TRACE the Evidence: Constructing Knowledge-Grounded Reasoning Chains for Retrieval-Augmented Generation
Jinyuan Fang, Zaiqiao Meng, Craig Macdonald
TL;DR
TRACE tackles retrieval noise in retrieval-augmented generation for multi-hop QA by turning retrieved text into a knowledge graph and building knowledge-grounded reasoning chains. It introduces a KG Generator to extract triples per document and an Autoregressive Reasoning Chain Constructor to assemble coherent chains, which can serve directly as context (TRACE-Triple) or guide document selection (TRACE-Doc). Across HotPotQA, 2WikiMultiHopQA, and MuSiQue in zero-shot settings, TRACE yields up to 14.03% EM improvement over using all documents, with chains often providing sufficient context and reducing input length. The work demonstrates that structured, KG-grounded reasoning can enhance the robustness and efficiency of RAG systems, while acknowledging limitations in KG coverage and proposing avenues for quantitative evaluation of KG and chain quality.
Abstract
Retrieval-augmented generation (RAG) offers an effective approach for addressing question answering (QA) tasks.
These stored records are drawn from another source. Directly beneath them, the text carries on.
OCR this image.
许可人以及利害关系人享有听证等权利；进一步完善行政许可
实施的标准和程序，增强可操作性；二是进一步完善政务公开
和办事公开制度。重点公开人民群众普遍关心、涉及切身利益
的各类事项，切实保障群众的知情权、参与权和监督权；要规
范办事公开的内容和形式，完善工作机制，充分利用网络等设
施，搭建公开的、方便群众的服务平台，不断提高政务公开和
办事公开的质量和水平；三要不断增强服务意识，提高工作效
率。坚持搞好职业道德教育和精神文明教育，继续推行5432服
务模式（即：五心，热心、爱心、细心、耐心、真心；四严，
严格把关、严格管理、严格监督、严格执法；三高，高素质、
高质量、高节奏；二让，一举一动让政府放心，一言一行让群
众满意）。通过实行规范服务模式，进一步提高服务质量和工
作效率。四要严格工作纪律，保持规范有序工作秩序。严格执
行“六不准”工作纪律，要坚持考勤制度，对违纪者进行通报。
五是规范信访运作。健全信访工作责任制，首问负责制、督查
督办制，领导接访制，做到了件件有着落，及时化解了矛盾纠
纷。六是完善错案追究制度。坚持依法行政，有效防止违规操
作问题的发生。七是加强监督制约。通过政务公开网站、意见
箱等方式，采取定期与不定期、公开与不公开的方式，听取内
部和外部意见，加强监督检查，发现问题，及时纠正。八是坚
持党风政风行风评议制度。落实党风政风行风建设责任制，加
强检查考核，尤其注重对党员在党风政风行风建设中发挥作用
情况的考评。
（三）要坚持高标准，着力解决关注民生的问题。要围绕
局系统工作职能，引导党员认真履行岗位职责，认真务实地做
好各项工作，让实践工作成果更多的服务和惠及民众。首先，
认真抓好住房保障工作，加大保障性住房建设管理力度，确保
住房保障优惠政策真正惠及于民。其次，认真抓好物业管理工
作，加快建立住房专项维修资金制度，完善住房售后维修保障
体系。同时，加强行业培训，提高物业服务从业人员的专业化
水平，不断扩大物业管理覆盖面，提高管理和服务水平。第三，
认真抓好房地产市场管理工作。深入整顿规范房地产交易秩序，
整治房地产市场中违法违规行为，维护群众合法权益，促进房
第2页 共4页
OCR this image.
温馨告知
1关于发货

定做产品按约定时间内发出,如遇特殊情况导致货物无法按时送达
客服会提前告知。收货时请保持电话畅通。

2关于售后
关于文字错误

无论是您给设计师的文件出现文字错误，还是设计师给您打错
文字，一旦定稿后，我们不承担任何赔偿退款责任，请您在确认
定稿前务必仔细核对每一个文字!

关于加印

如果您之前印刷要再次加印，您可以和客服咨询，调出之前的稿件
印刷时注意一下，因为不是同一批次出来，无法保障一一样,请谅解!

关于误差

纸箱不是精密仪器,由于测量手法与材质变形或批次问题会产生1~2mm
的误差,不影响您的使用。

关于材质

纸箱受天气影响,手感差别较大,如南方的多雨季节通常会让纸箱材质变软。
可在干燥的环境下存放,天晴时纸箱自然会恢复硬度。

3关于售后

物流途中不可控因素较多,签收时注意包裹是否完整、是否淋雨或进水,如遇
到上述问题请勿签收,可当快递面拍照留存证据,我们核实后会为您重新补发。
However, the imperfections of the retrievers in RAG models often result in the retrieval of irrelevant information, which could introduce noises and degrade the performance, especially when handling multi-hop questions that require multiple steps of reasoning. To enhance the multi-hop reasoning ability of RAG models, we propose TRACE. TRACE constructs knowledge-grounded reasoning chains, which are a series of logically connected knowledge triples, to identify and integrate supporting evidence from the retrieved documents for answering questions. Specifically, TRACE employs a KG Generator to create a knowledge graph (KG) from the retrieved documents, and then uses an Autoregressive Reasoning Chain Constructor to build reasoning chains. Experimental results on three multi-hop QA datasets show that TRACE achieves an average performance improvement of up to 14.03% compared to using all the retrieved documents. Moreover, the results indicate that using reasoning chains as context, rather than the entire documents, is often sufficient to correctly answer questions.